With the interest rate rising, what will happen to the share market and residential property market over the next 10 years?
How interest rates are determined
· Inflation ultimately drives interest rates.
Rising inflation = rising rates. Falling inflation = falling interest rates.
· Most financial indicators and economic commentators, domestically and internationally, point to a likely gradual rise in medium to long term inflation, and therefore likely the same with interest rates, over the coming decade (aside from short term variations).
· The opposite has been true over the last 3+ decades where interest rates for borrowers have fallen from close to 20% in the late 80’s to less than 2% in early 2021.
Shares vs property – the last 3 decades with falling interest rates
· Over the same period (last 3+ decades) both Australian Shares and Residential property have achieved strong capital growth at a comparable scale to each other.
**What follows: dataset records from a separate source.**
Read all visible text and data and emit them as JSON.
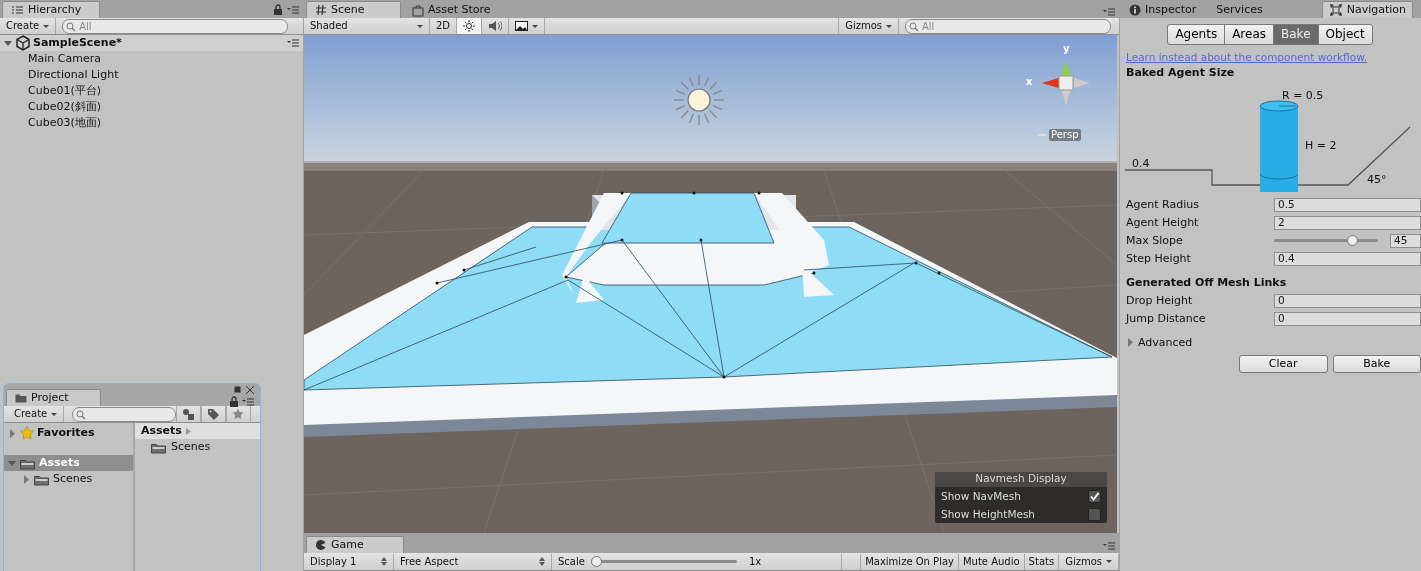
{
  "hierarchy": {
    "tab": "Hierarchy",
    "create": "Create",
    "search_placeholder": "All",
    "scene": {
      "name": "SampleScene*",
      "expanded": true,
      "children": [
        {
          "label": "Main Camera"
        },
        {
          "label": "Directional Light"
        },
        {
          "label": "Cube01(平台)"
        },
        {
          "label": "Cube02(斜面)"
        },
        {
          "label": "Cube03(地面)"
        }
      ]
    }
  },
  "scene_view": {
    "tabs": [
      {
        "label": "Scene",
        "kind": "scene",
        "selected": true
      },
      {
        "label": "Asset Store",
        "kind": "store",
        "selected": false
      }
    ],
    "toolbar": {
      "shading": "Shaded",
      "mode_2d": "2D",
      "lighting_on": true,
      "audio_on": false,
      "gizmos": "Gizmos",
      "search_placeholder": "All"
    },
    "gizmo": {
      "x_label": "x",
      "y_label": "y",
      "projection": "Persp"
    },
    "navmesh_display": {
      "title": "Navmesh Display",
      "options": [
        {
          "label": "Show NavMesh",
          "checked": true
        },
        {
          "label": "Show HeightMesh",
          "checked": false
        }
      ]
    }
  },
  "game_view": {
    "tab": "Game",
    "display": "Display 1",
    "aspect": "Free Aspect",
    "scale_label": "Scale",
    "scale": {
      "level": 0
    },
    "scale_value": "1x",
    "buttons": [
      "Maximize On Play",
      "Mute Audio",
      "Stats"
    ],
    "gizmos": "Gizmos"
  },
  "navigation": {
    "tabs": [
      {
        "label": "Inspector",
        "kind": "inspector",
        "selected": false
      },
      {
        "label": "Services",
        "kind": "services",
        "selected": false
      },
      {
        "label": "Navigation",
        "kind": "navigation",
        "selected": true
      }
    ],
    "modes": [
      {
        "label": "Agents",
        "selected": false
      },
      {
        "label": "Areas",
        "selected": false
      },
      {
        "label": "Bake",
        "selected": true
      },
      {
        "label": "Object",
        "selected": false
      }
    ],
    "link": "Learn instead about the component workflow.",
    "agent_size_title": "Baked Agent Size",
    "diagram": {
      "radius": "R = 0.5",
      "height": "H = 2",
      "step": "0.4",
      "slope": "45°"
    },
    "fields": [
      {
        "label": "Agent Radius",
        "value": "0.5",
        "kind": "text"
      },
      {
        "label": "Agent Height",
        "value": "2",
        "kind": "text"
      },
      {
        "label": "Max Slope",
        "value": "45",
        "kind": "slider",
        "level": 0.75
      },
      {
        "label": "Step Height",
        "value": "0.4",
        "kind": "text"
      }
    ],
    "offmesh_title": "Generated Off Mesh Links",
    "offmesh_fields": [
      {
        "label": "Drop Height",
        "value": "0"
      },
      {
        "label": "Jump Distance",
        "value": "0"
      }
    ],
    "advanced": {
      "label": "Advanced",
      "expanded": false
    },
    "buttons": [
      "Clear",
      "Bake"
    ]
  },
  "project": {
    "tab": "Project",
    "create": "Create",
    "tree": [
      {
        "label": "Favorites",
        "kind": "favorites",
        "selected": false,
        "expanded": false
      },
      {
        "label": "Assets",
        "kind": "folder",
        "selected": true,
        "expanded": true,
        "children": [
          {
            "label": "Scenes",
            "kind": "folder",
            "selected": false,
            "expanded": false
          }
        ]
      }
    ],
    "breadcrumb": "Assets",
    "items": [
      {
        "label": "Scenes"
      }
    ]
  }
}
· Net income from holding these assets has been markedly stronger for stocks (dividends versus net rent from property has been close to double). Perhaps this compensates the investor for the heightened short-term volatility of the stock market.
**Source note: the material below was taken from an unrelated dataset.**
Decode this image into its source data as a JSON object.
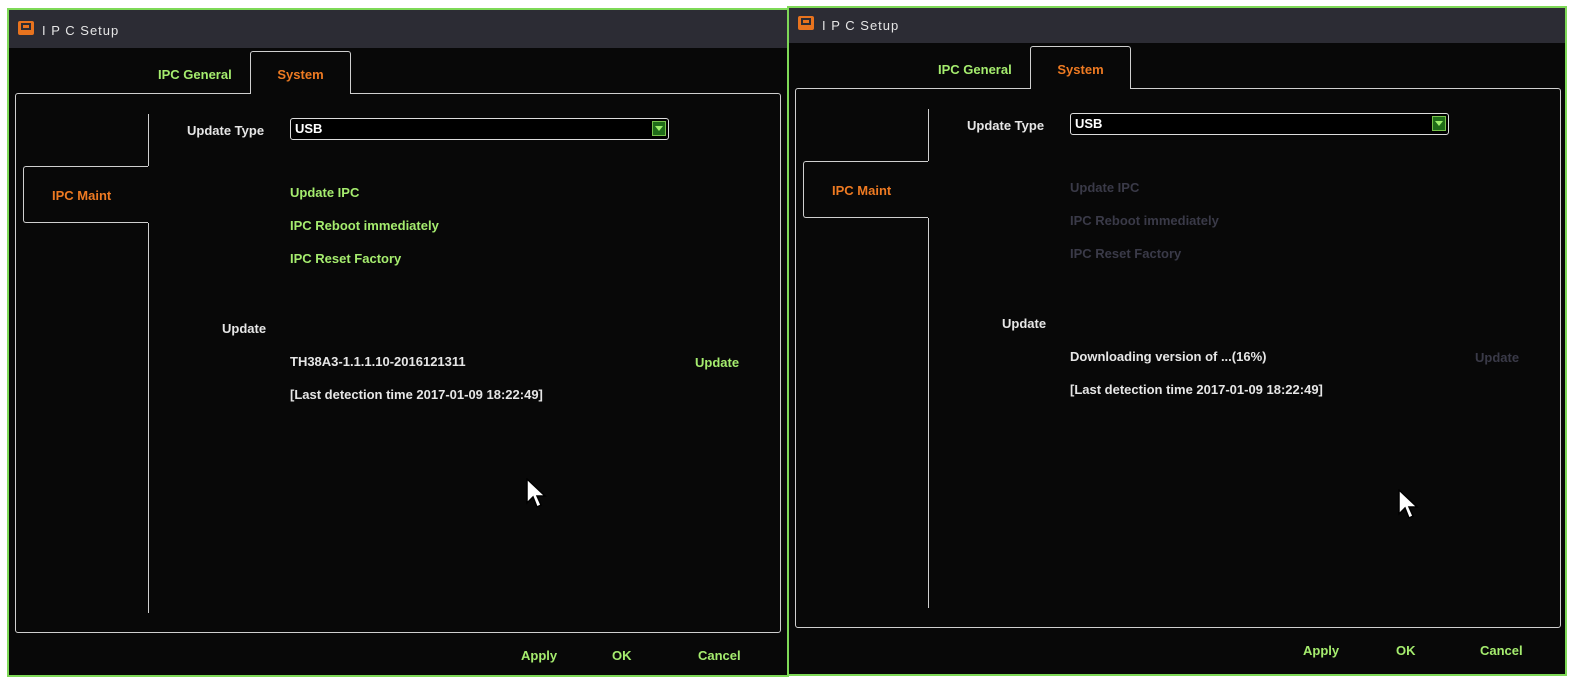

· When both sources of investor return are accounted for (growth + income) stocks are ahead, but from a capital growth perspective alone, performance has been very similar.
The broad effect of interest rates on Asset Values
· Falling interest rates lowers the cost of borrowing (for both mortgage holders and businesses) but mortgage holders tend to be in far more debt when compared to asset values, than businesses. Falling interest rates make the cost of borrowing cheaper and so has a stimulatory effect on price growth, but particularly for property prices where much more debt is held.
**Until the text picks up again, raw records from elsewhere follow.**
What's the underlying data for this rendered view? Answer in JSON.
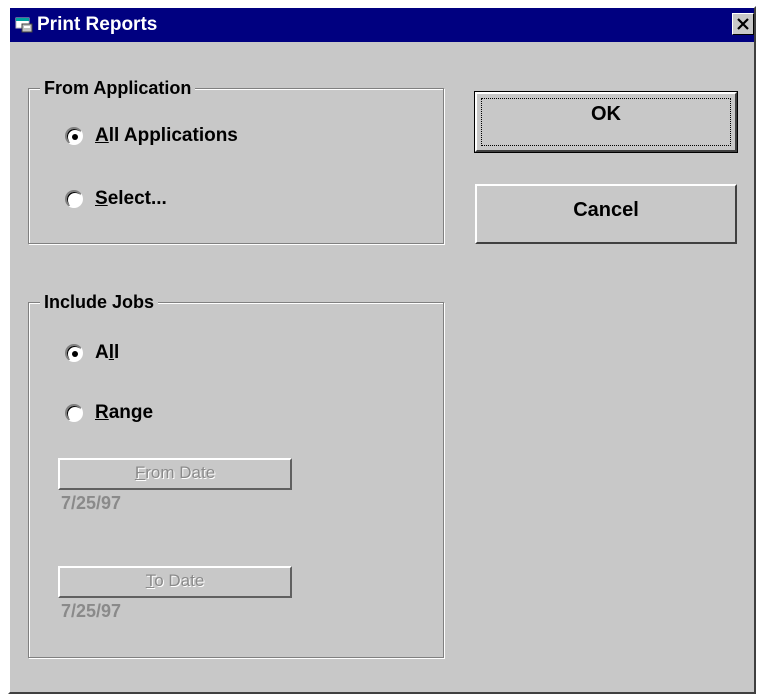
{
  "dialog": {
    "title": "Print Reports",
    "icon": "printer-window-icon",
    "close_icon": "close-x-icon"
  },
  "from_application": {
    "label": "From Application",
    "options": [
      {
        "first": "A",
        "rest": "ll Applications",
        "selected": true
      },
      {
        "first": "S",
        "rest": "elect...",
        "selected": false
      }
    ]
  },
  "include_jobs": {
    "label": "Include Jobs",
    "options": [
      {
        "pre": "A",
        "u": "l",
        "post": "l",
        "selected": true
      },
      {
        "pre": "",
        "u": "R",
        "post": "ange",
        "selected": false
      }
    ],
    "from_date": {
      "first": "F",
      "rest": "rom Date",
      "value": "7/25/97",
      "enabled": false
    },
    "to_date": {
      "first": "T",
      "rest": "o Date",
      "value": "7/25/97",
      "enabled": false
    }
  },
  "buttons": {
    "ok_label": "OK",
    "cancel_label": "Cancel"
  },
  "colors": {
    "titlebar": "#000080",
    "face": "#c8c8c8",
    "disabled_text": "#8a8a8a"
  }
}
· Falling interest rates on the back of lower inflation tends to have a depreciatory effect on revenue growth for businesses and therefor profit margins. This in turn has a deflationary effect on stock valuations.
· Conversely, increasing interest rates increases cost of borrowing, having a depreciatory effect on price growth for residential property
· Increasing interest rates (on the back of higher inflation) can have a stimulatory effect on revenue and profits, and therefore a stimulatory effect on businesses and share prices.
History can be a good guide but not infallible. There’s no guarantee that inflation and rates WILL rise. But if indicators come to fruition, the next decade might see a divergence between the rates of return on share prices and residential property prices with stocks or shares possibly having the upper hand.